About three-quarters ‍of UK financial firms now use ‍AI. Companies are deploying the technology across core functions, from processing insurance claims ‍to performing credit assessments.
While the report acknowledged the benefits of AI, it warned the technology also carried “significant risks” including opaque credit decisions, the potential exclusion of vulnerable consumers through algorithmic tailoring, fraud, and the spread of unregulated financial advice through AI chatbots.

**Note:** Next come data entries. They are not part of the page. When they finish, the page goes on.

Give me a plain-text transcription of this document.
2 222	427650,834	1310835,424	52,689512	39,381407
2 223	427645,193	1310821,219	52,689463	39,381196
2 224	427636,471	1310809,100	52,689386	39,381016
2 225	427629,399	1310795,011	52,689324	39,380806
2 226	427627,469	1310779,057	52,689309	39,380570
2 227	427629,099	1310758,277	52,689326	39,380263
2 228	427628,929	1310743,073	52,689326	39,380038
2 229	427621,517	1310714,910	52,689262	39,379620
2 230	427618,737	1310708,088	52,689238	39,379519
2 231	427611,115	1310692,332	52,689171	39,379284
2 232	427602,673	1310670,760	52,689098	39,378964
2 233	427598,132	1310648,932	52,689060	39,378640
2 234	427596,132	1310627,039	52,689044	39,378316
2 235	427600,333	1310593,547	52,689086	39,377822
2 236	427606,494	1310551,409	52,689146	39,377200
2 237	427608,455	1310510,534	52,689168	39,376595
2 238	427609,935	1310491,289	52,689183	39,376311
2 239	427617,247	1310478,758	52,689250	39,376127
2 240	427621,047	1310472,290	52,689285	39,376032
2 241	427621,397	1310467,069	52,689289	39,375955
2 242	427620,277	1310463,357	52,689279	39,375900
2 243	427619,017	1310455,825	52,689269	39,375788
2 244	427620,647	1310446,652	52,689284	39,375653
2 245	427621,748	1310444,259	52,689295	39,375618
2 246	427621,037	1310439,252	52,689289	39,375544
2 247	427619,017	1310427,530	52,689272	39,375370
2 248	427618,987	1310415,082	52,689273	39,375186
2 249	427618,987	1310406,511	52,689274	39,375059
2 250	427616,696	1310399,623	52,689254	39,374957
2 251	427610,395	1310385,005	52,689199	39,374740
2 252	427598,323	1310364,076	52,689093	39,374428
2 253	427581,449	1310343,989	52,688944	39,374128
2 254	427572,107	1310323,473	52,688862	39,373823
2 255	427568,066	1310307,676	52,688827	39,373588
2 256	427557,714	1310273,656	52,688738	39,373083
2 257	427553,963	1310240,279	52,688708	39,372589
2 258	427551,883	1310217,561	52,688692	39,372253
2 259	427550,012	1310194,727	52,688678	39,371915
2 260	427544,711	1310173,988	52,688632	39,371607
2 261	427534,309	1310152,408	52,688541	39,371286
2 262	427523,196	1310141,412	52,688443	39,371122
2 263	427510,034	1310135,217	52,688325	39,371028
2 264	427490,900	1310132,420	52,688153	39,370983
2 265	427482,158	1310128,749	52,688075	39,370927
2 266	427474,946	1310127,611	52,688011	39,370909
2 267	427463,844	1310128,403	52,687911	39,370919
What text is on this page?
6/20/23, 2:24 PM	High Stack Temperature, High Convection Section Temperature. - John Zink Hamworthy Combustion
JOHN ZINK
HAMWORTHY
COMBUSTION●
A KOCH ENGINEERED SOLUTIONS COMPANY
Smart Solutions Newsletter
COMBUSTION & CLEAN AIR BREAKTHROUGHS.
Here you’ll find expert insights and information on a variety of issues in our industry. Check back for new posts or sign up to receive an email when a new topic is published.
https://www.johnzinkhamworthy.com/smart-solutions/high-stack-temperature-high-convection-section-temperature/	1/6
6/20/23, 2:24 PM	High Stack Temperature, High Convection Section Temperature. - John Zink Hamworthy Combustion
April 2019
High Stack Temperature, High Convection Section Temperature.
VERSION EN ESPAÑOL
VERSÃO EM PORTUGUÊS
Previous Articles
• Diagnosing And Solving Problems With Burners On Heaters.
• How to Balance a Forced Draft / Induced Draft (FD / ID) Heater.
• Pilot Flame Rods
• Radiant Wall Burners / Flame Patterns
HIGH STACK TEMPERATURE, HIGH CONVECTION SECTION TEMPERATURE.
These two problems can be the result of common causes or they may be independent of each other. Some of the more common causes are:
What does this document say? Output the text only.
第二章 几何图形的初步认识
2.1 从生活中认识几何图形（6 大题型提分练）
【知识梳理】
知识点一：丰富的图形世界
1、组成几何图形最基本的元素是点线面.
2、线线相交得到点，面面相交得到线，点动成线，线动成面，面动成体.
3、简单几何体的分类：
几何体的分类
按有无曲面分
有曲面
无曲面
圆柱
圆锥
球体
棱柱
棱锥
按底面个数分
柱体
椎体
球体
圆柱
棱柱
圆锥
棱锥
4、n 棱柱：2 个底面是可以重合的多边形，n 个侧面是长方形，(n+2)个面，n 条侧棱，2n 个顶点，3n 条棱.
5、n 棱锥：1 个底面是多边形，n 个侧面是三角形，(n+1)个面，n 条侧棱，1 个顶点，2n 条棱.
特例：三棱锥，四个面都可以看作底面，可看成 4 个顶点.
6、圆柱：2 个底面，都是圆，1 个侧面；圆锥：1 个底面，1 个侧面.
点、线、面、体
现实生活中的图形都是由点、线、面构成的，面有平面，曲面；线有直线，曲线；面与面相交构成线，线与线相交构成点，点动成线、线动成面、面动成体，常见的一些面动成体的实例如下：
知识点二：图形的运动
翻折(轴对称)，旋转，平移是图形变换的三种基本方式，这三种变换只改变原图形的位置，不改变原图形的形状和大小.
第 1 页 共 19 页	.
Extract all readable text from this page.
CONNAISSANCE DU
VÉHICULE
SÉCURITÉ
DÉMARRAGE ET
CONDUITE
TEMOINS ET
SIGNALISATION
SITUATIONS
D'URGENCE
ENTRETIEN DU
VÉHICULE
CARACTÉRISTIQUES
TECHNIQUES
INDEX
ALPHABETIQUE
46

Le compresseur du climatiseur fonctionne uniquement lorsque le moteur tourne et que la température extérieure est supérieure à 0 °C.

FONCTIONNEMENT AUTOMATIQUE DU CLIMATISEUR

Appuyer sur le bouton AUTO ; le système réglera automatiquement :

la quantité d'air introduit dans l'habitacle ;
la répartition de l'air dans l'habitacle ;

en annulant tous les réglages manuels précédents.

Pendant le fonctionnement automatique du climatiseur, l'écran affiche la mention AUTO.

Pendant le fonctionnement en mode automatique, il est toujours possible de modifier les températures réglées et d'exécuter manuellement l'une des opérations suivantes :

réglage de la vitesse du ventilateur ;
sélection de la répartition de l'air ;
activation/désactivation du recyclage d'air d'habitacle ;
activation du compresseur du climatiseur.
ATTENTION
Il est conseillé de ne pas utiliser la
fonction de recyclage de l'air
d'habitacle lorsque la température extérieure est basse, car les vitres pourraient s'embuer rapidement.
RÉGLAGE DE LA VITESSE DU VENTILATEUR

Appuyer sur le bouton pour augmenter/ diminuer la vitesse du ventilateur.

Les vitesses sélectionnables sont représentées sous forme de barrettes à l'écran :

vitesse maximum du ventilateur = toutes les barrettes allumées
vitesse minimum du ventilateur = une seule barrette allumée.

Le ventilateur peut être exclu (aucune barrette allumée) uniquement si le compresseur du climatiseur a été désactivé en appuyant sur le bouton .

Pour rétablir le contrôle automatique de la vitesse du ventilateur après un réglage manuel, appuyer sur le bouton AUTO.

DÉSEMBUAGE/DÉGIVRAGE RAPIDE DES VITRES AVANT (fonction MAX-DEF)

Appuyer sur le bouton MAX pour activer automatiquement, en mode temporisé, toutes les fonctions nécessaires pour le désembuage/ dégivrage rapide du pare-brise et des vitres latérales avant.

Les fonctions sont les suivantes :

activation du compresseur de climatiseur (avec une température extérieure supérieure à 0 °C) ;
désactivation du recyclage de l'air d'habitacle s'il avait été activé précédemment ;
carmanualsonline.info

Experts ​contributing to the report also highlighted threats to financial stability, pointing to the reliance on a small group of US tech ⁠giants for AI and cloud services. Some also noted that AI-driven trading systems may amplify herding behavior in markets, risking a financial crisis in a worst-case scenario.
An FCA spokesperson said the regulator welcomed the focus on AI and would review the report. The regulator has previously indicated it does not favor AI-specific rules due to the pace of technological change.
The BoE did not respond to a request for comment.
Hillier told Reuters that increasingly sophisticated forms of generative AI were influencing financial decisions. “If something has gone wrong in the system, that could have a very big impact on the consumer,” she said.
Separately, Britain’s finance ‌ministry appointed Starling Bank CIO Harriet Rees and Lloyds Banking Group ‘s Rohit Dhawan as “AI Champions” to help steer AI adoption in financial services.